More problems with new Motorola downgrade...a nightmare causing my life to stop when I bought this Motorola Chinese phone....tons of ads galore from Chinese trackers.

I have no phone no zervocenp sim card. Up until last week sim card states can not connect to internet?!?!?

Bought in summer did not know I had no service yet MetroPC extracted money from my account automstically no phone to call out to call taxi to get there in 28° weather. I am so upset with all this BS . I thought jittery bug. I hate texting


----------



## Pappy (Jan 17, 2020)

No problems here with Consumer Cellular. On our third year with them. Great service.


----------



## TravelinMan (Jan 17, 2020)

Don't know about Jitter Bug, but sure do like Consumer Cellular.  

I've been with them now for over 5 years and gotten several phones from them or from eBay. Never had a problem they couldn't handle even when getting a phone from eBay.  And when you call them for technical support you get to really talk to someone in the good old USA!  No out-sourcing to India or elsewhere and no trouble with talking to someone that speaks English as a second language.


----------



## terry123 (Jan 17, 2020)

Love CC.  Unlimited phone and text for $28.00 a month.  No problems and if I have a question I can speak with someone that speaks English!


----------



## Marlene (Jan 17, 2020)

Never had either?  I have a Moto G7 through Republic Wireless.  Love their service and it's so inexpensive.


----------



## Autumn72 (Feb 23, 2020)

No phone service yet


----------



## Gaer (Feb 23, 2020)

With Consumer Cellular, do you still get to text, take pictures, get Seri,  weather and calculator?  Do you have to get a new phone every year?  I'm on Verizon.  I like the phone but it's $67.00 a month and pretty invasive.  (It might be Apple that's invasive) Thinkin' hard about switching.   Dislike Jitterbug intensly!


----------



## rkunsaw (Feb 23, 2020)

We have  Jitterbug and like it a lot. Never had consumer cellular so can't compare them. The 5 Star button can be handy for us old folks. My wife has the flip phone and I have the Smart 2.


----------



## Lvstotrvl (Mar 1, 2020)

Gaer said:


> With Consumer Cellular, do you still get to text, take pictures, get Seri,  weather and calculator?  Do you have to get a new phone every year?  I'm on Verizon.  I like the phone but it's $67.00 a month and pretty invasive.  (It might be Apple that's invasive) Thinkin' hard about switching.   Dislike Jitterbug intensly!


Gaer, if you don’t mind me asking, what plan are you on with Verizon?
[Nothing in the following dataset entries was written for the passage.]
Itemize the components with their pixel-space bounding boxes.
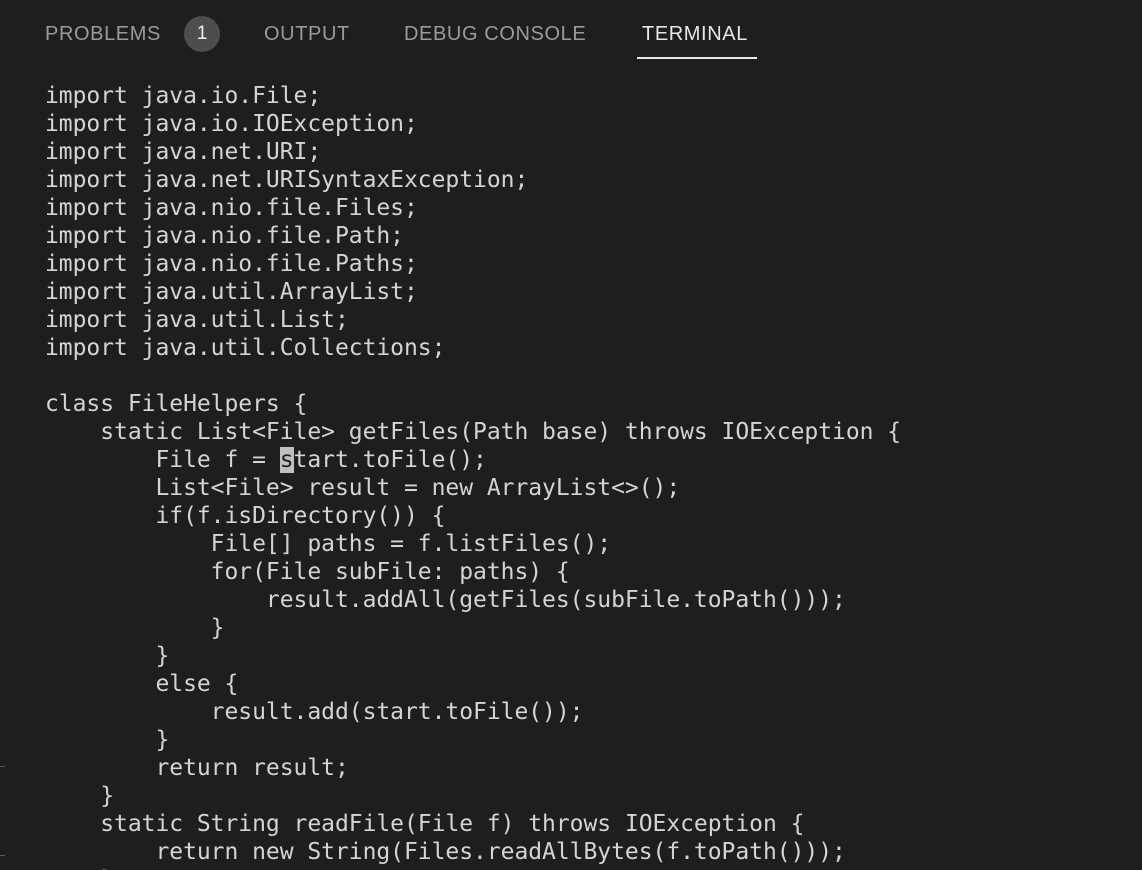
- tab-output[interactable]: OUTPUT: [264, 14, 350, 54]
- terminal-line: import java.net.URI;: [45, 139, 322, 165]
- terminal-line: result.addAll(getFiles(subFile.toPath())…: [45, 587, 846, 613]
- gutter-mark: [0, 855, 5, 856]
- terminal-line: for(File subFile: paths) {: [45, 559, 570, 585]
- terminal-line: return result;: [45, 755, 349, 781]
- terminal-line: }: [45, 615, 225, 641]
- terminal-line: import java.nio.file.Paths;: [45, 251, 418, 277]
- terminal-line: }: [45, 727, 170, 753]
- panel: PROBLEMS 1 OUTPUT DEBUG CONSOLE TERMINAL…: [0, 0, 1142, 870]
- terminal-line: class FileHelpers {: [45, 391, 308, 417]
- tab-terminal[interactable]: TERMINAL: [642, 14, 748, 54]
- terminal-line: import java.nio.file.Path;: [45, 223, 404, 249]
- terminal-line: static List<File> getFiles(Path base) th…: [45, 419, 902, 445]
- terminal-line: import java.util.Collections;: [45, 335, 446, 361]
- terminal-line: File[] paths = f.listFiles();: [45, 531, 612, 557]
- terminal-line: import java.io.File;: [45, 83, 322, 109]
- tab-output-label: OUTPUT: [264, 23, 350, 45]
- terminal-line: result.add(start.toFile());: [45, 699, 584, 725]
- terminal-line: }: [45, 643, 170, 669]
- terminal-line: return new String(Files.readAllBytes(f.t…: [45, 839, 846, 865]
- terminal-output[interactable]: import java.io.File; import java.io.IOExc…: [45, 82, 1135, 870]
- terminal-line: }: [45, 783, 115, 809]
- problems-count-badge: 1: [184, 16, 220, 52]
- terminal-line: File f = start.toFile();: [45, 446, 1135, 474]
- gutter-mark: [0, 766, 5, 767]
- panel-tab-bar: PROBLEMS 1 OUTPUT DEBUG CONSOLE TERMINAL: [0, 0, 1142, 62]
- terminal-line: static String readFile(File f) throws IO…: [45, 811, 805, 837]
- tab-terminal-label: TERMINAL: [642, 23, 748, 45]
- terminal-line: import java.net.URISyntaxException;: [45, 167, 529, 193]
- terminal-line: }: [45, 866, 1135, 870]
- terminal-line-text: tart.toFile();: [293, 447, 487, 473]
- terminal-cursor: s: [279, 447, 294, 473]
- terminal-line: import java.nio.file.Files;: [45, 195, 418, 221]
- tab-debug-console[interactable]: DEBUG CONSOLE: [404, 14, 586, 54]
- terminal-line-text: File f =: [45, 447, 280, 473]
- terminal-line: import java.io.IOException;: [45, 111, 418, 137]
- terminal-line: else {: [45, 671, 239, 697]
- terminal-line: import java.util.ArrayList;: [45, 279, 418, 305]
- tab-debug-console-label: DEBUG CONSOLE: [404, 23, 587, 45]
- terminal-line: if(f.isDirectory()) {: [45, 503, 446, 529]
- terminal-line: import java.util.List;: [45, 307, 349, 333]
- tab-problems[interactable]: PROBLEMS: [45, 14, 161, 54]
- terminal-line: List<File> result = new ArrayList<>();: [45, 475, 681, 501]
- tab-problems-label: PROBLEMS: [45, 23, 161, 45]
- active-tab-indicator: [637, 57, 757, 59]
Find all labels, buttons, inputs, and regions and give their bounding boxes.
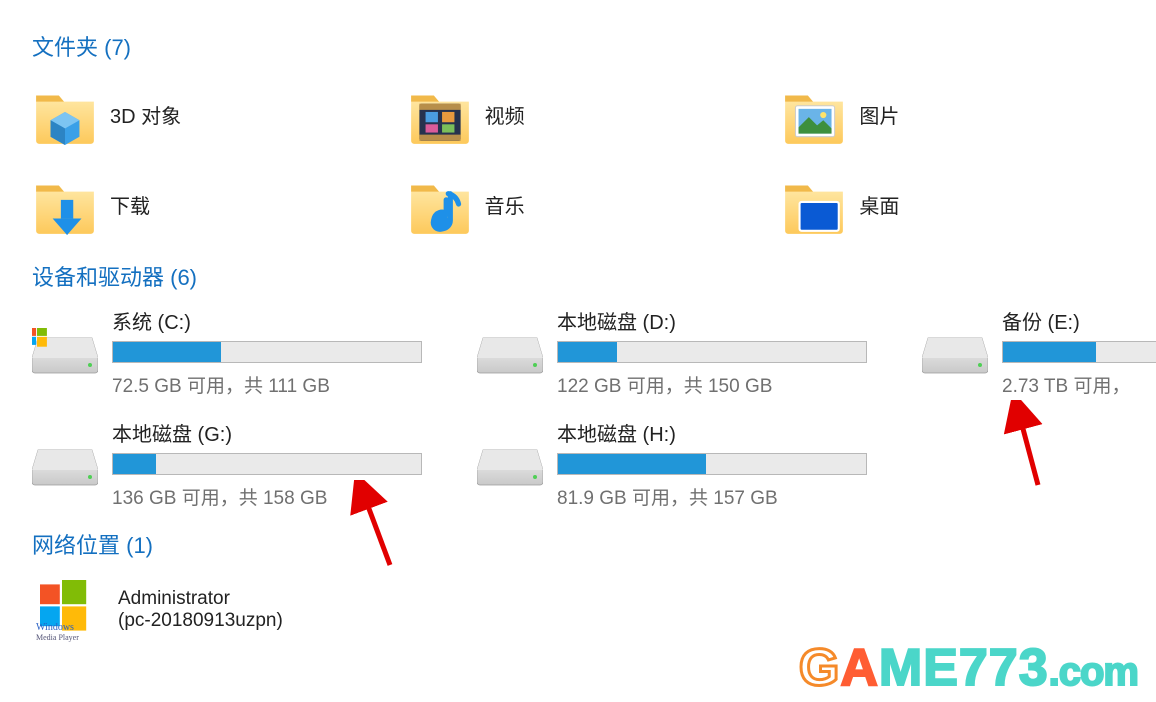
drive-item-h[interactable]: 本地磁盘 (H:) 81.9 GB 可用，共 157 GB (477, 418, 922, 510)
folder-icon (781, 171, 847, 237)
drive-free-text: 2.73 TB 可用， (1002, 371, 1156, 398)
folder-icon (407, 81, 473, 147)
drive-icon (477, 440, 543, 488)
drive-usage-bar (1002, 341, 1156, 363)
folder-item-videos[interactable]: 视频 (407, 76, 782, 152)
drive-name: 本地磁盘 (G:) (112, 418, 422, 447)
folders-section-header: 文件夹 (7) (32, 30, 1156, 62)
watermark: GAME773.com (799, 638, 1138, 698)
folder-item-pictures[interactable]: 图片 (781, 76, 1156, 152)
drive-free-text: 136 GB 可用，共 158 GB (112, 483, 422, 510)
drive-usage-bar (112, 341, 422, 363)
svg-text:Windows: Windows (36, 622, 74, 633)
network-user-name: Administrator (118, 588, 283, 610)
folder-label: 下载 (110, 190, 150, 219)
network-location-item[interactable]: Windows Media Player Administrator (pc-2… (32, 574, 1156, 646)
folder-label: 桌面 (859, 190, 899, 219)
folder-item-desktop[interactable]: 桌面 (781, 166, 1156, 242)
folder-icon (32, 81, 98, 147)
drive-free-text: 72.5 GB 可用，共 111 GB (112, 371, 422, 398)
network-section-header: 网络位置 (1) (32, 528, 1156, 560)
drive-free-text: 122 GB 可用，共 150 GB (557, 371, 867, 398)
drive-item-g[interactable]: 本地磁盘 (G:) 136 GB 可用，共 158 GB (32, 418, 477, 510)
drive-usage-bar (557, 341, 867, 363)
drive-icon (32, 328, 98, 376)
drive-icon (922, 328, 988, 376)
folder-label: 音乐 (485, 190, 525, 219)
wmp-icon: Windows Media Player (32, 574, 104, 646)
drive-name: 本地磁盘 (D:) (557, 306, 867, 335)
folder-item-music[interactable]: 音乐 (407, 166, 782, 242)
folder-label: 视频 (485, 100, 525, 129)
folder-icon (781, 81, 847, 147)
folder-item-downloads[interactable]: 下载 (32, 166, 407, 242)
drive-item-c[interactable]: 系统 (C:) 72.5 GB 可用，共 111 GB (32, 306, 477, 398)
folder-item-3d-objects[interactable]: 3D 对象 (32, 76, 407, 152)
folder-icon (407, 171, 473, 237)
drive-item-e[interactable]: 备份 (E:) 2.73 TB 可用， (922, 306, 1156, 398)
drive-usage-bar (112, 453, 422, 475)
svg-text:Media Player: Media Player (36, 633, 79, 642)
drive-name: 系统 (C:) (112, 306, 422, 335)
drive-free-text: 81.9 GB 可用，共 157 GB (557, 483, 867, 510)
drive-name: 本地磁盘 (H:) (557, 418, 867, 447)
drive-icon (477, 328, 543, 376)
drive-icon (32, 440, 98, 488)
folder-label: 3D 对象 (110, 100, 181, 129)
drive-usage-bar (557, 453, 867, 475)
devices-section-header: 设备和驱动器 (6) (32, 260, 1156, 292)
drive-item-d[interactable]: 本地磁盘 (D:) 122 GB 可用，共 150 GB (477, 306, 922, 398)
drive-name: 备份 (E:) (1002, 306, 1156, 335)
folder-icon (32, 171, 98, 237)
network-host-name: (pc-20180913uzpn) (118, 610, 283, 632)
folder-label: 图片 (859, 100, 899, 129)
I’ve had Verizon for years n I pay $97.85 a month!!


----------



## Autumn72 (Mar 17, 2020)

Marlene said:


> Never had either?  I have a Moto G7 through Republic Wireless.  Love their service and it's so inexpensive.


Send me link please.


----------



## Marlene (Mar 17, 2020)

Autumn72 said:


> Send me link please.


https://republicwireless.com/


----------